‘The Phoenician Scheme’: Ambitious as a Korda plan, as misfiring as a Korda assassination plan
Film review
Dispatch from Cambridge: The quirky, witty twee of Wes Anderson may be running dry. Sad but so. The genre-bending director scored early and often with such notable art house hits as his take on Salinger’s Glass family, “The Royal Tenenbaums” (2001), his toe dip into animation, “The Fabulous Mr. Fox” (2009) and my favorite, “Moonrise Kingdom” (2012). The list goes on. Anderson was pretty much a sure thing, but his most recent three films – “The French Dispatch” (2021), “Asteroid City” (2023) and this ambitious misfire – have been sputters of what was and what might have been and, worse, smug delves into cinematic overindulgence.
As in “Asteroid City,” the setting is the 1950s. Zsa-zsa Korda (Benicio Del Toro), a shady international tycoon, is trying to get an underground rail line built so he can harvest some sort of valuable commodity or resource (ore, oil, rubber, fill in whatever you’d like). To get his scheme to fly, he must strike a deal with a multitude of interests that range from Tom Hanks and Bryan Cranston as basketball-loving brothers who control the rails to a hardscrabble American businessman (Jeffrey Wright) who holds water rights, a European club owner and financier (Mathieu Amalric) and a desert kingdom prince named Farouk (Riz Ahmed). In a far smaller part, Scarlett Johansson checks in as Korda’s Cousin Hilda, whom he may or may not have to have a short, tactical Jerry Lee Lewis union with.
The ongoing joke in the film is that Korda is near invincible. He’s survived six grisly plane crashes and due to thwarted, angry rivals and the swindled looking for revenge, there’s an assassination attempt on Korda about once every five minutes, including the opener when a bomb rips a hole in his plane and severs one of his lackeys in half. It’s supposed to be bloody funny, but it’s not. That’s a good point of pause. This has to be the most violent Wes Anderson movie ever and – unbelievably – might even out-savage “From the World of John Wick: Ballerina,” which also opens this weekend, and “Bring Her Back,” which opened last week.
The other main plot driver is Korda reuniting with his 21-year-old daughter Liesl (Kate Winslet’s daughter, Mia Threapleton), who has spent her years in a nunnery and goes through most of the film swaddled in virginal white. The logistics are a bit sketchy, but Korda wants her in on his plan so she can take over the biz and manage his affairs should he actually ever succumb to hit, crash or old age – all this when he has sons running around his complex, firing crossbow bolts randomly.
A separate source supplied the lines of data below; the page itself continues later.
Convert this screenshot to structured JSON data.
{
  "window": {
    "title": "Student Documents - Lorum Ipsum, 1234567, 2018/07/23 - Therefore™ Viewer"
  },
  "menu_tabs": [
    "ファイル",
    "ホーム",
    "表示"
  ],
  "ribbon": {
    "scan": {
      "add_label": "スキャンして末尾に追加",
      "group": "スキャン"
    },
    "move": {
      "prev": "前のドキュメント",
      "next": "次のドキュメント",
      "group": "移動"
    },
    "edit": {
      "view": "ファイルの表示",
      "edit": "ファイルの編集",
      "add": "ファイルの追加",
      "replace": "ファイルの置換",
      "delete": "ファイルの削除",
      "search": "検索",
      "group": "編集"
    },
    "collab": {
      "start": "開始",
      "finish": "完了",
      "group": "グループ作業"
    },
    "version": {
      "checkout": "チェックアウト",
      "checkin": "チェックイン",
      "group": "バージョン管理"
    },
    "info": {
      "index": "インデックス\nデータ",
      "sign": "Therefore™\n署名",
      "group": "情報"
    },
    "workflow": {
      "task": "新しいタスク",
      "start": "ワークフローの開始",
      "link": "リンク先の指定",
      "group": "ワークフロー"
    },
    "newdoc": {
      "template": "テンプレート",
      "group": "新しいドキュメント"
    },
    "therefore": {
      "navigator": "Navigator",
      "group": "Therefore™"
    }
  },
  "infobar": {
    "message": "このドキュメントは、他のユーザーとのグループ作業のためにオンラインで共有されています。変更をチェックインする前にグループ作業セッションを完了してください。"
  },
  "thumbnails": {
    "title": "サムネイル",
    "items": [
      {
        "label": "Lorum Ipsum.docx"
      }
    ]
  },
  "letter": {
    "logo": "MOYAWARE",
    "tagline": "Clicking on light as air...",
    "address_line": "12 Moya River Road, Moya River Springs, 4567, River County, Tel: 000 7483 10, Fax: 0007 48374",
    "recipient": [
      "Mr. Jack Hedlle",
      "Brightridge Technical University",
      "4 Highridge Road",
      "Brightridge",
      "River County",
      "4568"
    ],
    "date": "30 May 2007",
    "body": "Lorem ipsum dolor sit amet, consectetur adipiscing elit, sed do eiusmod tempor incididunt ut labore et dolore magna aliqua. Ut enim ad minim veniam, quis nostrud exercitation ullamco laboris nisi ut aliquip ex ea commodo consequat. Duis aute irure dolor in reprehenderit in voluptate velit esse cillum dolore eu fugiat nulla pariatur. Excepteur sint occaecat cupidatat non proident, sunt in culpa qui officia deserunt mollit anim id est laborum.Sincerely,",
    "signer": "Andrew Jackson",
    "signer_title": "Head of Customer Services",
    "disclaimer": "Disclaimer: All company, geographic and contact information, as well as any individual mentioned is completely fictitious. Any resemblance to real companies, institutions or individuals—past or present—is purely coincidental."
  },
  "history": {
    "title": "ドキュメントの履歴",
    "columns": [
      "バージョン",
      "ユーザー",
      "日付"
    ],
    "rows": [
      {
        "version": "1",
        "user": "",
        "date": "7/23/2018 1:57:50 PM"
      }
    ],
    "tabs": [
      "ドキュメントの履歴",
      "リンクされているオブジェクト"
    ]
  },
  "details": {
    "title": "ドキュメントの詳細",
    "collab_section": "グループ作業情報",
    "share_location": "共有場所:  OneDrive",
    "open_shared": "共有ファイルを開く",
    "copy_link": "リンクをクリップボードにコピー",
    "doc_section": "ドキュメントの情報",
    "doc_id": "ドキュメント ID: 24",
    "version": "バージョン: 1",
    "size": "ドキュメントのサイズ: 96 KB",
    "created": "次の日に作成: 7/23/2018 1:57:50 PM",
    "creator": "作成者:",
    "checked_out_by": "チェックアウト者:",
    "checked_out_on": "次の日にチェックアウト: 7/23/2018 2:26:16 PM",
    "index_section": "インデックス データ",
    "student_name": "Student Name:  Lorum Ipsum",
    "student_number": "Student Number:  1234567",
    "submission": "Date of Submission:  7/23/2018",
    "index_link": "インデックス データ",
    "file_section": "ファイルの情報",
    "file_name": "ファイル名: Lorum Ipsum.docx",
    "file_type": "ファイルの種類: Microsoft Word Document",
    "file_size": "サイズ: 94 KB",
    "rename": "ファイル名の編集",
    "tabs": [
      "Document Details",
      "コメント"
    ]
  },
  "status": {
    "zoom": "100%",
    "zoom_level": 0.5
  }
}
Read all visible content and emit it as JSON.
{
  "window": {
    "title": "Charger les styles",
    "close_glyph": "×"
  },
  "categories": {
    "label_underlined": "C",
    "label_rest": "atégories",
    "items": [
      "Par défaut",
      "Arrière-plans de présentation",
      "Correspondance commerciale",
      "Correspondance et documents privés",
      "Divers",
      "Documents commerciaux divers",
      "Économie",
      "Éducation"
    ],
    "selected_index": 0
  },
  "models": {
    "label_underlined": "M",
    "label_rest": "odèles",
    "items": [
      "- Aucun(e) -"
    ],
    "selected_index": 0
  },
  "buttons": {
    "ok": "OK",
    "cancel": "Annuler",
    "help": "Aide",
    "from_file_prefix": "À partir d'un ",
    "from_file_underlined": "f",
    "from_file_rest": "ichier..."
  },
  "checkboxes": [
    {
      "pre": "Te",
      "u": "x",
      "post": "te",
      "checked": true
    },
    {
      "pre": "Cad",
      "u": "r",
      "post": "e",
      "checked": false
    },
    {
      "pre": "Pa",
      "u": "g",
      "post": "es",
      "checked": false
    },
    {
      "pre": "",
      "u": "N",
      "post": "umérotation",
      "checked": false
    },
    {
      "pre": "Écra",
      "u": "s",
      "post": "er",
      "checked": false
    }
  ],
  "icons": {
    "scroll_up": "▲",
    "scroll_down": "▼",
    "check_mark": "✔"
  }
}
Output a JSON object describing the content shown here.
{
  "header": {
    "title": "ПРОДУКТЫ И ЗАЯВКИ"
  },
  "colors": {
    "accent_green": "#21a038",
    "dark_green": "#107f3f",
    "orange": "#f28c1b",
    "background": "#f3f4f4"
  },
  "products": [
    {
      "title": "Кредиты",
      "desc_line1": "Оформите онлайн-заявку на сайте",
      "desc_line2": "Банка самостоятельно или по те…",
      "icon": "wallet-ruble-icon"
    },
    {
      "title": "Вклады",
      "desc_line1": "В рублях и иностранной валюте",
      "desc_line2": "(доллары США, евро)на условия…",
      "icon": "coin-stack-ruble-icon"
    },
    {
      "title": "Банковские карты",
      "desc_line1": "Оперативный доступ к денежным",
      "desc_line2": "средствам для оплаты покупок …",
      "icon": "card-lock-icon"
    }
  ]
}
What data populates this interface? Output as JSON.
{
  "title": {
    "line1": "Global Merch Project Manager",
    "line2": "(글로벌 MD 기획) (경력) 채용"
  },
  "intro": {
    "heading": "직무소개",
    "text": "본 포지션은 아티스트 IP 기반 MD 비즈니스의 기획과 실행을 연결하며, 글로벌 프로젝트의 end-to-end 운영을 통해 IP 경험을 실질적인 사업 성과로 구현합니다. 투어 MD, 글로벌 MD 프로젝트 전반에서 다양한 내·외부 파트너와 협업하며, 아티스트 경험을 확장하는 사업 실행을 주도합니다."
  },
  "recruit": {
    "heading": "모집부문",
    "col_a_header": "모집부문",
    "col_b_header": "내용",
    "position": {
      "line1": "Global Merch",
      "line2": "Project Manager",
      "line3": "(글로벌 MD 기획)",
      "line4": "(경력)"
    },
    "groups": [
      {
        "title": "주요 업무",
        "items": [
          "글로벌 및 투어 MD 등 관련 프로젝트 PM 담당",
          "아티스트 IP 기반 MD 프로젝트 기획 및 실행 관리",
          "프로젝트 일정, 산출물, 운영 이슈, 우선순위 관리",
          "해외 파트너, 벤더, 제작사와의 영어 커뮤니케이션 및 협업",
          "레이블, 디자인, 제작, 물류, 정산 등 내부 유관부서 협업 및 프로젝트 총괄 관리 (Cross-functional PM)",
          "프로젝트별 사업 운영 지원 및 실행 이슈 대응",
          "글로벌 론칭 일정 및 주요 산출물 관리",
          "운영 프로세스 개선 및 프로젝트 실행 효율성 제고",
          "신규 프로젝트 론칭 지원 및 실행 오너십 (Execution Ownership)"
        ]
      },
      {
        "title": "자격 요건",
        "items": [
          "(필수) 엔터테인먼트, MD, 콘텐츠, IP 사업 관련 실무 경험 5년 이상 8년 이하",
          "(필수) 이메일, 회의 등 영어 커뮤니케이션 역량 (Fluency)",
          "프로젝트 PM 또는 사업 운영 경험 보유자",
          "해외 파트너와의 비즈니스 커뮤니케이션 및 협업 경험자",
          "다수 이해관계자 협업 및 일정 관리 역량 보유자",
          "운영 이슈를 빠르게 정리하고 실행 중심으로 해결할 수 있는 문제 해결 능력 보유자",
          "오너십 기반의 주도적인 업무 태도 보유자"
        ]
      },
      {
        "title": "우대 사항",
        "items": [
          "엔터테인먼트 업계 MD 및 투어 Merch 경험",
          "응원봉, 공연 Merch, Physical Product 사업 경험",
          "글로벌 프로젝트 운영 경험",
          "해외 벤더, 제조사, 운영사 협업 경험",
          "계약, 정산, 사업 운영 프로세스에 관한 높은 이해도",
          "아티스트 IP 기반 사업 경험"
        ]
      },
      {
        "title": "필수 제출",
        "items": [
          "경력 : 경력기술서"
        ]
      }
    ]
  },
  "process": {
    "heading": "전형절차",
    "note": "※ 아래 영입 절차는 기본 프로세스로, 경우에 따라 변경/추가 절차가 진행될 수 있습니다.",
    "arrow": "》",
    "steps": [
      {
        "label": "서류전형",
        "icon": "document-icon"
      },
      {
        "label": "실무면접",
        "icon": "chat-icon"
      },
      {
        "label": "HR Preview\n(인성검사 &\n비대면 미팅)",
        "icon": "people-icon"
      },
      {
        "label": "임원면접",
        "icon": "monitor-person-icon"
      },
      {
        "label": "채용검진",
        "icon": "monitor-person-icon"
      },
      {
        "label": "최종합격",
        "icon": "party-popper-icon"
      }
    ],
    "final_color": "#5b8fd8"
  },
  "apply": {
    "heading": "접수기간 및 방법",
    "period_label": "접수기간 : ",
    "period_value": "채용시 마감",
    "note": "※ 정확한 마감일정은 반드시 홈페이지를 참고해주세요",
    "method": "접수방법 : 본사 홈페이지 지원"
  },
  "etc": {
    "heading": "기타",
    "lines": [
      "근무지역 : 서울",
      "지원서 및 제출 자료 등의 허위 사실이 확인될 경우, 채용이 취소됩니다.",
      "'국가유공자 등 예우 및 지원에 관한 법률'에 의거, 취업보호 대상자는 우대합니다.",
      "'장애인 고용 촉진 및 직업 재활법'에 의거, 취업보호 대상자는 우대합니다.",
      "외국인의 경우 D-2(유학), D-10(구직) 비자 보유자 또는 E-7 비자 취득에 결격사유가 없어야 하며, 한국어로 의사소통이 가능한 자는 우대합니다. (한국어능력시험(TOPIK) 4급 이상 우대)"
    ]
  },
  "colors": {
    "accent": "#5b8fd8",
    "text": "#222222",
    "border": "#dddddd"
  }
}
Amid all his near-death experiences, Korda has a heartbeat timeout and goes to heaven, or something like it, where a giant, hirsute Bill Murray plays god and Willem Dafoe is lurking about and leering.
The most inspired casting is Michael Cera as Bjorn, a mild-mannered tutor to Korda’s boys, who joins Korda and Liesl on their globe-trotting mission. Cera’s Hans-and-Franz accent nearly saves the film. Most audacious, however, is Benedict Cumberbatch looking like Rasputin on angel dust as Uncle Nubar, who might have had an affair with Liesl’s mother (Korda’s wife) and could have had a hand in her murder.
Visually the film is spare and stunning. It has the same opulent pastel sheen as “Asteroid City,” though shot by different cinematographer, Bruno Delbonnel (“Amélie”), yet the characters are flat and forgettable – surprising given such thespian talent at hand. It’s maddening too, as the plot bounces around so much you don’t feel like you’re fully with Wes. It makes you wonder: Am I not quick enough to keep up, or has Wes just wandered off?